Oh, come on, tell us.
"But I can assure you the entirety of Sun Microsystems is returning to its roots, toward an aggressive engagement with the entirety of the open community. Those of us investing in innovation have nothing to fear - those that are simply resellers or repackagers are going to have a hard time keeping up."
So there you have it. DTrace may or may not end up in the public domain. Glad that's settled.
Sun is backing up the Solaris engineers' promise that DTrace will not take down or hurt a production system in any way. This is good news for customers who might be looking to save costs on test environments. DTrace should cut down on the need to waste time and money creating copies of production systems and trying to force problems on the kit for performance analysis.
In total, the software takes customers one step closer to the fabled utility computing. A modern performance analysis tool, working fast on running systems to increase overall compute capacity. Simple. In addition, it helps save on costs by cutting down on test hardware and by making is possible to get ISVs to fix problems with their code.
Or as Cantrill would say, It slices, it dices, it spins, it whirls.
DTrace is currently available via Sun's Solaris Express  early access program. More information is also available here . The tool only works with Solaris 10, which becomes generally available in January of next year. ®
Here are a couple of last DTrace uses from Aeysis' Jenson.
I looked at one customer's application that was absolutetly dependant of getting the best performance possible. Many people for many years had looked at the app using traditional tools. There was one particular function that was very "hot" - meaning that it was called several million times per second. Of course, everyone knew that being able to inline this function would help, but it was so complex that the compilers would refuse to inline.
Using DTrace, I instrumented every single assembly instruction in the function. What we found is that 5492 times to 1, there was a short circuit code path that was taken. We created a version of the function that had the short circuit case and then called the "real" function for other cases. This was completely inlinable and resulted in a 47 per cent performance gain.
Certainly, one could argue that if you used a debugger or analyzer you may have been able to come to the same conclusion in time. But who would want to sit and step through a function instruction by inctruction 5493 times? With DTrace, this took literally a ten second DTrace invocation, 2 minutes to craft the test case function, and 3 minutes to test. So in slightly over 5 minutes we had a 47 percent increase in performance.
Another case was one in which we were able to observe a high cross call rate as the result of running a particular application. Cross calls are essentially one CPU asking another to do something. They may or may not be an issue, but previously in was next to impossible (okay, really impossible) to determine their effecs with anything other than a debug version of the kernel. Being able to correlate the cross call directly to application was even more complex. If you had a room full of kernel engineers, each would have theories and plausible explanations, but no hard quantifiable data on what to do and what the impact to performance would be.

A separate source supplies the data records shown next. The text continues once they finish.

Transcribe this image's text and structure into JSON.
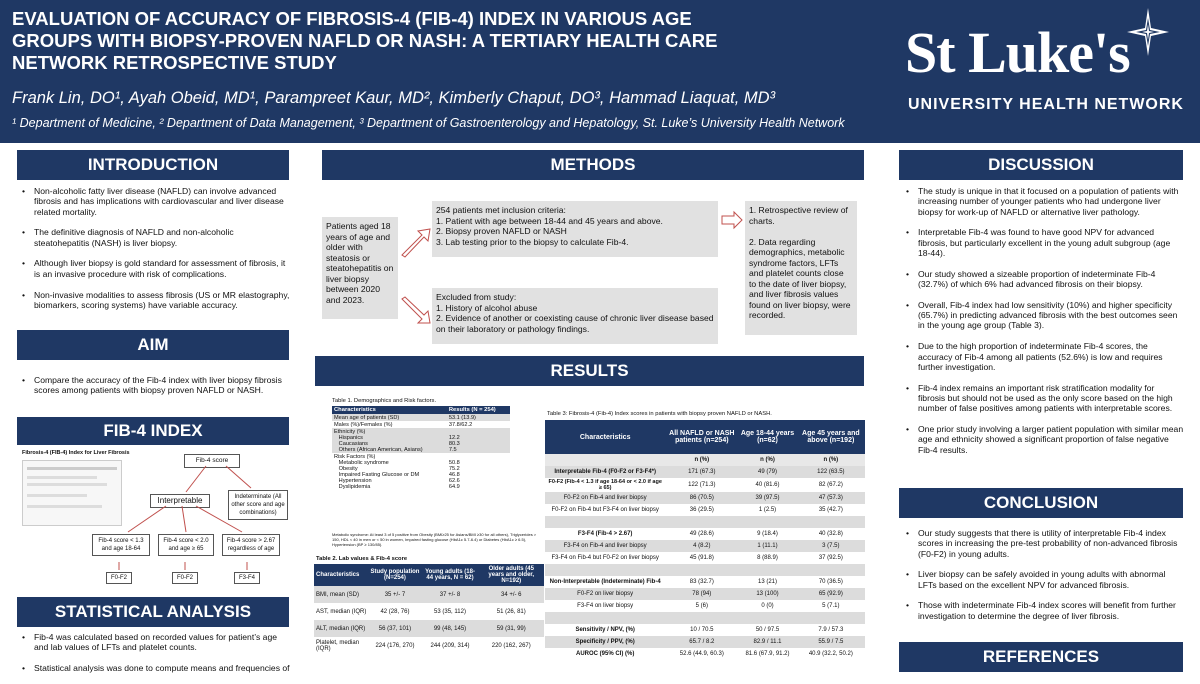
{
  "header": {
    "title": "EVALUATION OF ACCURACY OF FIBROSIS-4 (FIB-4) INDEX IN VARIOUS AGE GROUPS WITH BIOPSY-PROVEN NAFLD OR NASH: A TERTIARY HEALTH CARE NETWORK RETROSPECTIVE STUDY",
    "authors": "Frank Lin, DO¹, Ayah Obeid, MD¹, Parampreet Kaur, MD², Kimberly Chaput, DO³, Hammad Liaquat, MD³",
    "affiliations": "¹ Department of Medicine, ² Department of Data Management, ³ Department of Gastroenterology and Hepatology, St. Luke’s University Health Network",
    "logo_name": "St Luke's",
    "logo_subtitle": "UNIVERSITY HEALTH NETWORK"
  },
  "sections": {
    "introduction": "INTRODUCTION",
    "aim": "AIM",
    "fib4": "FIB-4 INDEX",
    "statistical": "STATISTICAL ANALYSIS",
    "methods": "METHODS",
    "results": "RESULTS",
    "discussion": "DISCUSSION",
    "conclusion": "CONCLUSION",
    "references": "REFERENCES"
  },
  "introduction": [
    "Non-alcoholic fatty liver disease (NAFLD) can involve advanced fibrosis and has implications with cardiovascular and liver disease related mortality.",
    "The definitive diagnosis of NAFLD and non-alcoholic steatohepatitis (NASH) is liver biopsy.",
    "Although liver biopsy is gold standard for assessment of fibrosis, it is an invasive procedure with risk of complications.",
    "Non-invasive modalities to assess fibrosis (US or MR elastography, biomarkers, scoring systems) have variable accuracy."
  ],
  "aim": [
    "Compare the accuracy of the Fib-4 index with liver biopsy fibrosis scores among patients with biopsy proven NAFLD or NASH."
  ],
  "fib4_figure": {
    "caption": "Fibrosis-4 (FIB-4) Index for Liver Fibrosis",
    "score": "Fib-4 score",
    "interpretable": "Interpretable",
    "indeterminate": "Indeterminate (All other score and age combinations)",
    "low": "Fib-4 score < 1.3 and age 18-64",
    "mid": "Fib-4 score < 2.0 and age ≥ 65",
    "high": "Fib-4 score > 2.67 regardless of age",
    "r1": "F0-F2",
    "r2": "F0-F2",
    "r3": "F3-F4"
  },
  "statistical": [
    "Fib-4 was calculated based on recorded values for patient’s age and lab values of LFTs and platelet counts.",
    "Statistical analysis was done to compute means and frequencies of"
  ],
  "methods": {
    "patients": "Patients aged 18 years of age and older with steatosis or steatohepatitis on liver biopsy between 2020 and 2023.",
    "inclusion": "254 patients met inclusion criteria:\n1. Patient with age between 18-44 and 45 years and above.\n2. Biopsy proven NAFLD or NASH\n3. Lab testing prior to the biopsy to calculate Fib-4.",
    "excluded": "Excluded from study:\n1. History of alcohol abuse\n2. Evidence of another or coexisting cause of chronic liver disease based on their laboratory or pathology findings.",
    "review": "1. Retrospective review of charts.\n\n2. Data regarding demographics, metabolic syndrome factors, LFTs and platelet counts close to the date of liver biopsy, and liver fibrosis values found on liver biopsy, were recorded."
  },
  "table1": {
    "caption": "Table 1. Demographics and Risk factors.",
    "headers": [
      "Characteristics",
      "Results (N = 254)"
    ],
    "rows": [
      [
        "Mean age of patients (SD)",
        "53.1 (13.9)"
      ],
      [
        "Males (%)/Females (%)",
        "37.8/62.2"
      ],
      [
        "Ethnicity (%)\n   Hispanics\n   Caucasians\n   Others (African American, Asians)",
        "\n12.2\n80.3\n7.5"
      ],
      [
        "Risk Factors (%)\n   Metabolic syndrome\n   Obesity\n   Impaired Fasting Glucose or DM\n   Hypertension\n   Dyslipidemia",
        "\n50.8\n75.2\n46.8\n62.6\n64.9"
      ]
    ],
    "note": "Metabolic syndrome: At least 3 of 5 positive from Obesity (BMI≥25 for Asians/BMI ≥30 for all others), Triglycerides > 150, HDL < 40 in men or < 50 in women, Impaired fasting glucose (HbA1c 5.7-6.4) or Diabetes (HbA1c ≥ 6.5), Hypertension (BP ≥ 130/85)."
  },
  "table2": {
    "caption": "Table 2. Lab values & Fib-4 score",
    "headers": [
      "Characteristics",
      "Study population (N=254)",
      "Young adults (18-44 years, N = 62)",
      "Older adults (45 years and older, N=192)"
    ],
    "rows": [
      [
        "BMI, mean (SD)",
        "35 +/- 7",
        "37 +/- 8",
        "34 +/- 6"
      ],
      [
        "AST, median (IQR)",
        "42 (28, 76)",
        "53 (35, 112)",
        "51 (26, 81)"
      ],
      [
        "ALT, median (IQR)",
        "56 (37, 101)",
        "99 (48, 145)",
        "59 (31, 99)"
      ],
      [
        "Platelet, median (IQR)",
        "224 (176, 270)",
        "244 (209, 314)",
        "220 (162, 267)"
      ]
    ]
  },
  "table3": {
    "caption": "Table 3: Fibrosis-4 (Fib-4) Index scores in patients with biopsy proven NAFLD or NASH.",
    "headers": [
      "Characteristics",
      "All NAFLD or NASH patients (n=254)",
      "Age 18-44 years (n=62)",
      "Age 45 years and above (n=192)"
    ],
    "subheaders": [
      "",
      "n (%)",
      "n (%)",
      "n (%)"
    ],
    "rows": [
      [
        "Interpretable Fib-4 (F0-F2 or F3-F4*)",
        "171 (67.3)",
        "49 (79)",
        "122 (63.5)"
      ],
      [
        "F0-F2 (Fib-4 < 1.3 if age 18-64 or < 2.0 if age ≥ 65)",
        "122 (71.3)",
        "40 (81.6)",
        "82 (67.2)"
      ],
      [
        "F0-F2 on Fib-4 and liver biopsy",
        "86 (70.5)",
        "39 (97.5)",
        "47 (57.3)"
      ],
      [
        "F0-F2 on Fib-4 but F3-F4 on liver biopsy",
        "36 (29.5)",
        "1 (2.5)",
        "35 (42.7)"
      ],
      [
        "",
        "",
        "",
        ""
      ],
      [
        "F3-F4 (Fib-4 > 2.67)",
        "49 (28.6)",
        "9 (18.4)",
        "40 (32.8)"
      ],
      [
        "F3-F4 on Fib-4 and liver biopsy",
        "4 (8.2)",
        "1 (11.1)",
        "3 (7.5)"
      ],
      [
        "F3-F4 on Fib-4 but F0-F2 on liver biopsy",
        "45 (91.8)",
        "8 (88.9)",
        "37 (92.5)"
      ],
      [
        "",
        "",
        "",
        ""
      ],
      [
        "Non-Interpretable (Indeterminate) Fib-4",
        "83 (32.7)",
        "13 (21)",
        "70 (36.5)"
      ],
      [
        "F0-F2 on liver biopsy",
        "78 (94)",
        "13 (100)",
        "65 (92.9)"
      ],
      [
        "F3-F4 on liver biopsy",
        "5 (6)",
        "0 (0)",
        "5 (7.1)"
      ],
      [
        "",
        "",
        "",
        ""
      ],
      [
        "Sensitivity / NPV, (%)",
        "10 / 70.5",
        "50 / 97.5",
        "7.9 / 57.3"
      ],
      [
        "Specificity / PPV, (%)",
        "65.7 / 8.2",
        "82.9 / 11.1",
        "55.9 / 7.5"
      ],
      [
        "AUROC (95% CI) (%)",
        "52.6 (44.9, 60.3)",
        "81.6 (67.9, 91.2)",
        "40.9 (32.2, 50.2)"
      ]
    ]
  },
  "discussion": [
    "The study is unique in that it focused on a population of patients with increasing number of younger patients who had undergone liver biopsy for work-up of NAFLD or alternative liver pathology.",
    "Interpretable Fib-4 was found to have good NPV for advanced fibrosis, but particularly excellent in the young adult subgroup (age 18-44).",
    "Our study showed a sizeable proportion of indeterminate Fib-4 (32.7%) of which 6% had advanced fibrosis on their biopsy.",
    "Overall, Fib-4 index had low sensitivity (10%) and higher specificity (65.7%) in predicting advanced fibrosis with the best outcomes seen in the young age group (Table 3).",
    "Due to the high proportion of indeterminate Fib-4 scores, the accuracy of Fib-4 among all patients (52.6%) is low and requires further investigation.",
    "Fib-4 index remains an important risk stratification modality for fibrosis but should not be used as the only score based on the high number of false positives among patients with interpretable scores.",
    "One prior study involving a larger patient population with similar mean age and ethnicity showed a significant proportion of false negative Fib-4 results."
  ],
  "conclusion": [
    "Our study suggests that there is utility of interpretable Fib-4 index scores in increasing the pre-test probability of non-advanced fibrosis (F0-F2) in young adults.",
    "Liver biopsy can be safely avoided in young adults with abnormal LFTs based on the excellent NPV for advanced fibrosis.",
    "Those with indeterminate Fib-4 index scores will benefit from further investigation to determine the degree of liver fibrosis."
  ],
  "colors": {
    "navy": "#1f3864",
    "gray_box": "#e1e1e1",
    "arrow": "#c0504d"
  }
}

Enter DTrace.... With an exceedingly simple command line invocation of DTrace, we were able to quickly identify the line of code, the reason for the cross calls, and the impact on performance. The basic issue was that a very small region of a file was being mmap(2)'d, modified, msync(3C)'d, and then munmap(2)'d. This was basically being done to guarantee that the modified regoin was sync'd to disk.

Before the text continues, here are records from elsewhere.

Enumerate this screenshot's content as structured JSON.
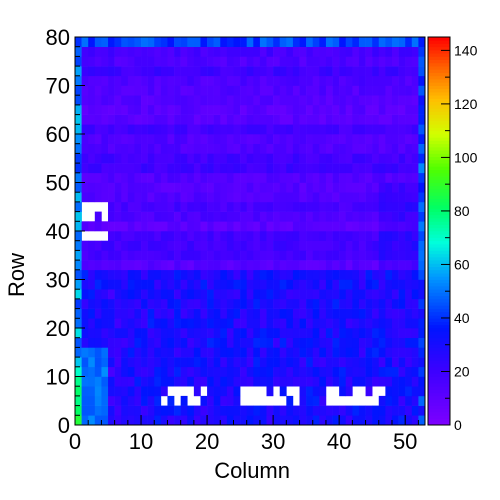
{
  "chart_data": {
    "type": "heatmap",
    "xlabel": "Column",
    "ylabel": "Row",
    "xlim": [
      0,
      53
    ],
    "ylim": [
      0,
      80
    ],
    "x_ticks": [
      0,
      10,
      20,
      30,
      40,
      50
    ],
    "y_ticks": [
      0,
      10,
      20,
      30,
      40,
      50,
      60,
      70,
      80
    ],
    "colorbar": {
      "min": 0,
      "max": 145,
      "ticks": [
        0,
        20,
        40,
        60,
        80,
        100,
        120,
        140
      ],
      "palette": "rainbow (violet → blue → cyan → green → yellow → orange → red)"
    },
    "grid": "53 columns × 80 rows (2 rows per bin)",
    "regions": [
      {
        "description": "upper half (rows 32–80)",
        "typical_value": 15
      },
      {
        "description": "lower half (rows 0–32)",
        "typical_value": 32
      },
      {
        "description": "left strip column 0 near bottom",
        "typical_value": 75
      },
      {
        "description": "empty cells rows ~37–44, columns 1–4",
        "value": "empty"
      },
      {
        "description": "empty cells rows ~3–7, columns 12–19, 25–33, 38–46",
        "value": "empty"
      }
    ]
  }
}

The munmap(2) was the reason for the cross call and the application could get the same semantics by merely opening the file with O_DSYNC. This change was made and performance increased by almost double (not all from the cross calls, but they were the "footprint" that lead us down this path). So we went from an observable anomaly that previously had no means of analysis to a cause and remediation in less that 10 minutes.